Des scouts en passant par les Verts, RTL et Eldoradio à son « poste de rêve » au ministère d’État à 32 ans : un portrait du très dynamique Paul Konsbruck, plus spin doctor que porte-parole de Xavier Bettel

Il conseillait le Premier debout

d'Lëtzebuerger Land vom 22.08.2014

« Pour nous tous, c’était nouveau : Jean-Paul Senninger n’avait jamais été secrétaire général du conseil de gouvernement, Xavier n’avait jamais été Premier ministre et moi, je n’avais jamais été responsable de la communication d’un Premier ministre », se souvient Paul Konsbruck de ce jour de décembre 2013, lorsque le gouvernement DP/LSAP/Verts était en place et qu’un coup de téléphone de Jean-Paul Senninger lui proposa de rejoindre l’équipe. « Voilà le poste de mes rêves ! » se réjouit-il à l’époque, alors même qu’il venait de signer un contrat qui devait le promouvoir rédacteur en chef adjoint à RTL Radio Lëtzebuerg.

Pour atteindre son bureau au ministère d’État, il faut passer devant la porte du « chef », Xavier Bettel himself, qui, ce jeudi en plein mois d’août, y range ses affaires en bras de chemise, pull foncé noué autour du jean, sa mini customisée noire avec toit ouvrant rouge immatriculée XB1973 devant la porte. Tout est plus relax en été, il n’y a pas de réunions du conseil de gouvernement jusqu’en septembre, Et Paul Konsbruck allait partir pour ses premiers congés de l’année 2014 le lendemain. Il s’était montré étonné qu’on veuille faire son portrait, « c’est vraiment le creux chez vous ! » avait-il plaisanté lorsque nous prenions rendez-vous. Pour être sûr de son interlocutrice, il avait quand même consulté son profil Linkedin la veille, sait-on jamais.

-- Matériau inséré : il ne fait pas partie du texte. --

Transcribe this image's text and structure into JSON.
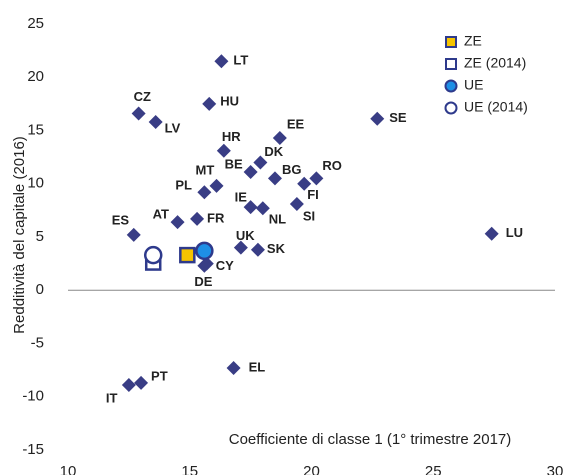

Premier étage du ministère : voilà le bureau du conseiller économique, là-bas celui de Jean-Paul Senninger, voilà celui du secrétaire général adjoint, par terre un panier à linge rempli de documents à ranger – Paul Konsbruck donne des indications rapides et sans fioritures jusqu’à ce qu’on atteigne son petit antre à lui, au deuxième étage. On y entre en passant devant une marionnette en papier de Joschka Fischer, attachée avec une simple punaise sur le cadre de la porte. « En fait, dit-il, ma fonction n’est pas nouvelle, elle avait été introduite par Jean-Claude Juncker : Ady Richard occupait ce bureau avant moi ». Son titre officiel est « Conseiller en Communication du Premier Ministre », selon l’annuaire électronique de l’administration de l’État.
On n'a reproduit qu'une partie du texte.